Arrisquemos algumas previsões. Os Estados Unidos vão esperar mais mísseis coreanos, até angariar todo o apoio mundial possível, quem sabe até um acesso de bom senso de Putin, para só então, como no verso de Cartola, reduzir as ilusões a pó. E não colocarão sequer um fuzileiro em solo norte-coreano: com os satélites espionando tudo, sabem muito bem onde estão as usinas nucleares e as montadoras de mísseis. E recentemente testaram super-bomba (não atômica) capaz de arrebentar com uma área do tamanho da cidade de Londrina...

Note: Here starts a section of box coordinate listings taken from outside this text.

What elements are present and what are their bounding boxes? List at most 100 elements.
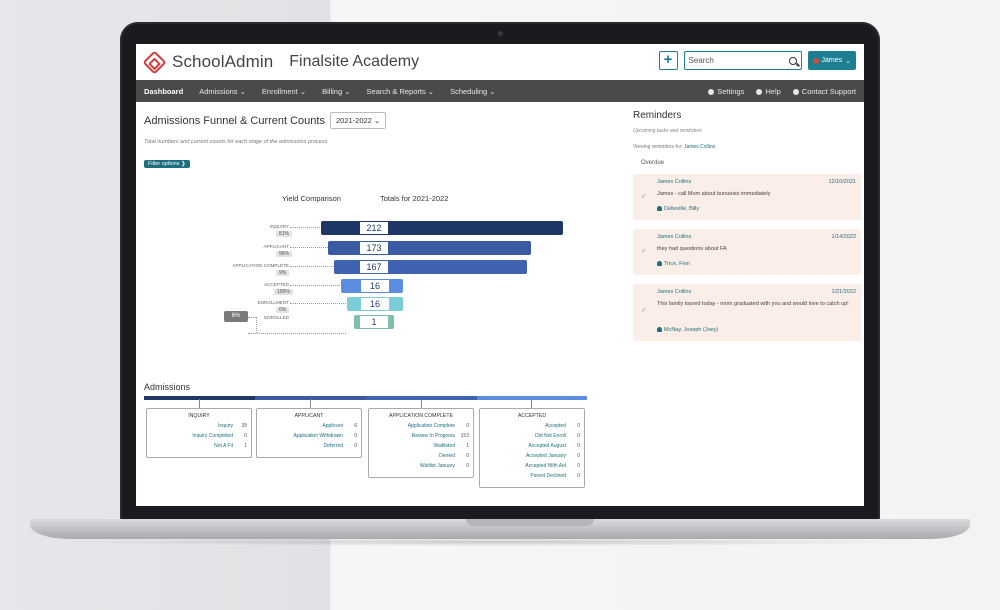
reminder-contact[interactable]: Trice, Finn: [657, 261, 690, 267]
user-menu-button[interactable]: James ⌄: [807, 51, 856, 70]
reminder-contact[interactable]: McNay, Joseph (Joey): [657, 327, 718, 333]
year-select[interactable]: 2021-2022 ⌄: [329, 112, 387, 129]
group-title: Application Complete: [389, 413, 453, 419]
list-item[interactable]: Applicant 6: [261, 423, 357, 429]
row-count: 0: [244, 433, 247, 439]
reminder-date: 12/10/2021: [828, 179, 856, 185]
reminder-date: 1/14/2022: [831, 234, 856, 240]
reminder-message: James - call Mom about bursaries immedia…: [657, 191, 771, 197]
reminder-card[interactable]: ✓ James Collins 12/10/2021 James - call …: [633, 174, 861, 220]
funnel-bar-applicant[interactable]: 173: [328, 241, 531, 255]
school-name: Finalsite Academy: [289, 53, 420, 70]
laptop-screen: SchoolAdmin Finalsite Academy + Search J…: [136, 44, 864, 506]
connector: [248, 317, 256, 318]
row-label: Accepted With Aid: [525, 463, 566, 469]
stage-strip: [255, 396, 366, 400]
check-icon[interactable]: ✓: [641, 307, 647, 314]
row-count: 0: [354, 443, 357, 449]
list-item[interactable]: Accepted January 0: [484, 453, 580, 459]
list-item[interactable]: Deferred 0: [261, 443, 357, 449]
row-label: Application Complete: [407, 423, 455, 429]
row-count: 6: [354, 423, 357, 429]
row-count: 0: [577, 433, 580, 439]
search-placeholder: Search: [688, 56, 714, 65]
reminder-owner[interactable]: James Collins: [657, 234, 692, 240]
reminder-card[interactable]: ✓ James Collins 1/14/2022 they had quest…: [633, 229, 861, 275]
person-icon: [657, 206, 662, 211]
connector: [290, 266, 334, 267]
row-label: Accepted August: [528, 443, 566, 449]
logo[interactable]: SchoolAdmin: [142, 49, 273, 75]
reminder-owner[interactable]: James Collins: [657, 179, 692, 185]
yield-percent: 81%: [276, 231, 293, 237]
group-title: Accepted: [517, 413, 547, 419]
list-item[interactable]: Not A Fit 1: [151, 443, 247, 449]
overdue-heading: Overdue: [641, 160, 665, 166]
nav-item-scheduling[interactable]: Scheduling ⌄: [450, 86, 496, 96]
yield-percent: 100%: [274, 289, 293, 295]
nav-item-enrollment[interactable]: Enrollment ⌄: [261, 86, 307, 96]
list-item[interactable]: Parent Declined 0: [484, 473, 580, 479]
funnel-bar-enrolled[interactable]: 1: [354, 315, 394, 329]
yield-percent: 96%: [276, 251, 293, 257]
reminder-contact[interactable]: Delleville, Billy: [657, 206, 699, 212]
nav-contact-support[interactable]: Contact Support: [792, 87, 856, 96]
check-icon[interactable]: ✓: [641, 248, 647, 255]
stage-tick: [421, 399, 422, 409]
search-input[interactable]: Search: [683, 51, 802, 70]
row-label: Denied: [439, 453, 455, 459]
nav-item-search-reports[interactable]: Search & Reports ⌄: [366, 86, 435, 96]
stage-strip: [366, 396, 477, 400]
row-count: 153: [460, 433, 469, 439]
stage-strip: [477, 396, 587, 400]
connector: [290, 285, 340, 286]
list-item[interactable]: Application Complete 0: [373, 423, 469, 429]
list-item[interactable]: Application Withdrawn 0: [261, 433, 357, 439]
nav-item-dashboard[interactable]: Dashboard: [144, 86, 184, 96]
funnel-bar-application-complete[interactable]: 167: [334, 260, 527, 274]
list-item[interactable]: Accepted August 0: [484, 443, 580, 449]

Sozinho então, isolado e impotente, mesmo se ainda cercado pelos seus generais de gibi, o ditadorzinho ficará como criança que briga para ficar com todos os brinquedos e depois fica sem ter com quem brincar.
Trump alardeará vitória. Putim acusará o imperialismo ianque, enquanto, aproveitando a confusão, abocanhará mais um pedaço da Ucrânia. A China apenas lamentará, sempre de olho no mercado americano. Mas esquerdóides de todo o mundo farão passeatas, gritando que o povo unido sempre acaba rouco. Artistas famosos espremerão seus assessores de imprensa para extrair declarações. Alguns dirão que tudo, de Temer ao Apocalipse, tudo é parte do mesmo golpe.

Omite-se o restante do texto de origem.